AIM has supported this for a while.

Why can't the end user just login to the browser using normal web login and access the resource?
It's a better user experience to be seamlessly logged in than having to reenter credentials.

Thanks,
George

EHL


On 4/8/10 7:51 AM, "Anthony Nadalin" <[email protected]> wrote:

    > Why is the native application launching a browser with a
    protected resource request? That seems odd.

    Not odd at all a lot of the Eclipse applications can work this way


    *From:* [email protected] [mailto:[email protected]] *On
    Behalf Of *Eran Hammer-Lahav
    *Sent:* Thursday, April 08, 2010 7:41 AM
    *To:* George Fletcher; OAuth WG
    *Cc:* Jonathan Moore
    *Subject:* Re: [OAUTH-WG] Limiting signed requests to use the
    Authorization request header

    Why is the native application launching a browser with a protected
    resource request? That seems odd.

    Note that we currently have no plans of supporting signatures in
    any of the flows. We are discussing signatures only for using
    tokens with secrets when accessing protected resources.

    EHL


    On 4/8/10 7:08 AM, "George Fletcher" <[email protected]> wrote:
    Another use case is where a rich client wants to bootstrap a web
    session with the same identity (rich client to web SSO). Assuming
    that the web session will be established via OAuth with
    signatures, there is no way to fire up the browser with a "signed
    URL" if the OAuth parameters and signature need to be in a header.

    As Jon mentions, the concept of allowing a service to create a
    signed URL and then pass it back to JS running in the browser, or
    invoking a browser directly is something that we leverage a lot
    across our rich clients and web applications.

    I realize that these sorts of use cases are trivial if
    establishment of the SSO session switches from a signed mechanism
    to the OAuth WRAP bearer token model. The one nice feature of the
    signed URL is that it is one time use where the bearer token can
    be replayed multiple times.

    Thanks,
    George

    Real world use case. Login into the latest AIM client. Click the
    mail icon/link.


    On 3/31/10 7:25 AM, Moore, Jonathan wrote:

    What about a use case where the signature will be generated by one
    component but the request will be redeemed by another?
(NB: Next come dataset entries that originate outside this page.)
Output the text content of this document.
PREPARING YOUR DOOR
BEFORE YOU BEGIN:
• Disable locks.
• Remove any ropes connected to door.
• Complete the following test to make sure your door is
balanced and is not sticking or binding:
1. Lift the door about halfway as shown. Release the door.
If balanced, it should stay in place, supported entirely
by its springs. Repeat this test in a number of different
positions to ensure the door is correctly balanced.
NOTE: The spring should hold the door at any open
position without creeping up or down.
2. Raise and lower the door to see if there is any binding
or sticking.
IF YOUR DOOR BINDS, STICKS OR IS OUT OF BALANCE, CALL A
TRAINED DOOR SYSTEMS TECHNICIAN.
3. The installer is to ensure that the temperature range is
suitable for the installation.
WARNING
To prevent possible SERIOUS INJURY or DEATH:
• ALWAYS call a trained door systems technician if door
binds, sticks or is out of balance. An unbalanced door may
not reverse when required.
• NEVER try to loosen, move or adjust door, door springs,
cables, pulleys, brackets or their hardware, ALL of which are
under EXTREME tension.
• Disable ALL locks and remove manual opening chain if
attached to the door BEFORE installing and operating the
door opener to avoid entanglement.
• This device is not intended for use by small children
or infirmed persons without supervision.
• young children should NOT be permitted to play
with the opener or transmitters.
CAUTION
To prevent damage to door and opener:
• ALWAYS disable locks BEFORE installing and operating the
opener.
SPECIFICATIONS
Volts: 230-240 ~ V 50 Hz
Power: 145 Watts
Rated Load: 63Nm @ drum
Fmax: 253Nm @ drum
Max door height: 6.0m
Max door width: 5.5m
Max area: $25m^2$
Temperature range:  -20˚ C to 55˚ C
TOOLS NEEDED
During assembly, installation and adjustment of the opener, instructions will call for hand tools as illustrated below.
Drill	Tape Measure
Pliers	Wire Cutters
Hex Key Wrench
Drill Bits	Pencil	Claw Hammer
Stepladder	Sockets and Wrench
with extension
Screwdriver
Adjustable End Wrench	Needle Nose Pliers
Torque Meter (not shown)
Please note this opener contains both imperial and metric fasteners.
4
    For example, suppose there is a cross-domain JSONP call that
    requires authorization; in this case, I might have my client side
    code hit *my* origin server, obtain a signed URL, and then redeem
    it by hitting the JSONP resource. This has scaling advantages over
    having my origin proxy an OAuth request, and doesn't require me to
    have keys located on the client; I can keep them safely in my data
    centers.

    In this case, sending a "ready to redeem" signed request using the
    query parameter mechanism simplifies the client-side code.
    Furthermore, in this use case (cross-domain script inclusion), the
    client doesn't have the means to set the Authorization header (it
    can only include a <script> element with a URL).

    A similar use case would be if you wanted to provide signed
    redirects (similarly useful for cross-domain functionality);
    browsers aren't going to modify the redirect URL they get back, or
    add an Authorization header to it.

    Jon
    ........
    Jon Moore
    Comcast Interactive Media



    -----Original Message-----
    From: [email protected] on behalf of Eran Hammer-Lahav
    Sent: Wed 3/31/2010 12:20 AM
    To: OAuth WG
    Subject: [OAUTH-WG] Limiting signed requests to use the
    Authorizationrequest header

    Since we have consensus that using signed requests is a more
    advance use
    case and will be used by more experienced developer, I would like
    to suggest
    we limit sending signed request parameters to the Authorization
    header (no
    URI query parameters or form-encoded body).

    This will not change the ability to send the oauth_token parameter
    in the
    query or body when using bearer tokens (as well as in the header).
    It will
    only apply to sending signed requests.

    The makes client request parameter much simpler as the only parameter
    "invading" the URI or body space of the request is oauth_token.
    Anything
    else is limited to the header.

    Thoughts? If you are not a fan, please reply with a use case.